Trent, who has been with Under Armour for a decade, also served as managing director of Europe, Middle East and Africa for the company. She too joined Under Armour from Puma, where she had served as senior director of merchandising, lifestyle apparel and footwear. She also spent five years as a buyer for Reebok.
Peake has been with UA for 16 years and served most recently as a senior vice president of strategy. He will oversee the company’s business in North and South America with responsibility for marketplace strategy, distribution and omnichannel growth.
Under Armour is in the midst of a reinvention campaign. The once-high-flying brand has been hampered by a series of challenges that led it to report a net loss of $18.8 million on revenue of $1.3 billion in the second quarter ended Sept. 30. North American sales fell by 8 percent to $792 million in the period, a decline the company attributed to a decline in full-price wholesale business and lower e-commerce sales.
It also announced last fall that it was parting ways after more than a decade with star NBA player Stephen Curry and his Curry Brand, a blow to the company’s reputation if not its bottom line. At the time the separation was revealed, UA said it did not expect a significant impact to its results and profitability as a result of the change but said it would incur an additional $95 million in restructuring charges, bringing the total to $255 million. The previous projection was for $160 million in pretax charges.

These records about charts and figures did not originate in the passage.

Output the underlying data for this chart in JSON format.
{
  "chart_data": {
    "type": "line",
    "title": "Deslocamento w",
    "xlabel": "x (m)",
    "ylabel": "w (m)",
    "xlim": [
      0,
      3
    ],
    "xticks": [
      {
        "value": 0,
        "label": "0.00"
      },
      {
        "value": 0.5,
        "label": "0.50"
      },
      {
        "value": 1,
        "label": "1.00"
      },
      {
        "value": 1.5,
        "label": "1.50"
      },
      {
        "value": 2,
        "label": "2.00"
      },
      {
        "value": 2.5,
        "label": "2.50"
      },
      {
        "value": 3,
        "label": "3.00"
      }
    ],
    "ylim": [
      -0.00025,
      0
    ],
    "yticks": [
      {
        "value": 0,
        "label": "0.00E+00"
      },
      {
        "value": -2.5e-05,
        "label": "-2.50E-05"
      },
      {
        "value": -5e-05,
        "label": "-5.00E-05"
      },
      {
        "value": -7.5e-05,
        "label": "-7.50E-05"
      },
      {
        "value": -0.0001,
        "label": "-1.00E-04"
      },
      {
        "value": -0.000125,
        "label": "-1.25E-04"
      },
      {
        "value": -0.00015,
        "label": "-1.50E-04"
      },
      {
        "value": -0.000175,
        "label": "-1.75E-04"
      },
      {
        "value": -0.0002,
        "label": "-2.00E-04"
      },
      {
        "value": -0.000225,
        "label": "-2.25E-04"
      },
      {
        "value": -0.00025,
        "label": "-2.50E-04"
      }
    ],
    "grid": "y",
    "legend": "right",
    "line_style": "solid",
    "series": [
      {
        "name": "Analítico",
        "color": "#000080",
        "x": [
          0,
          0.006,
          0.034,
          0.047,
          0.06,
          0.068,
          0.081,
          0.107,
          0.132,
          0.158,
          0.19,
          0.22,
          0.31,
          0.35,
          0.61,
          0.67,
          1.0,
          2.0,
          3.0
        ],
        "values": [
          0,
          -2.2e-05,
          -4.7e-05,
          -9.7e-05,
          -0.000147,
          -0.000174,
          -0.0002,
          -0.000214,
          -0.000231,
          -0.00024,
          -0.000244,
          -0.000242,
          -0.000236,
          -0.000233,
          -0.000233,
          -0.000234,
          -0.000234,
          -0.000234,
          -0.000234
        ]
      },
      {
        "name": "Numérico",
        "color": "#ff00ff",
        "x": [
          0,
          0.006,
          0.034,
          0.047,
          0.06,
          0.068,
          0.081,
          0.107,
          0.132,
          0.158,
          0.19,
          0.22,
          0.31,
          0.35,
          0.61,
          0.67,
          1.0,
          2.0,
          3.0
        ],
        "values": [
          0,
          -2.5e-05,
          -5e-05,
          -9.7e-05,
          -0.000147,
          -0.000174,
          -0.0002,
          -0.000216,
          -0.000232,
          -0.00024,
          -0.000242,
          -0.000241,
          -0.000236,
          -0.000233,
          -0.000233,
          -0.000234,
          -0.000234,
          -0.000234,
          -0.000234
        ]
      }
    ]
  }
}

But things are starting to look up for the company. Earlier this month, Canadian investor Fairfax Financial Holdings Ltd. and its affiliates acquired some 42 million shares of Under Armour stock, increasing its stake in the company to 22 percent. And UBS analyst Jay Sole has said he believes UA “remains one of the world’s best known and liked athleticwear brands,” while Williams Trading analyst Sam Poser believes the company “is on the right track.”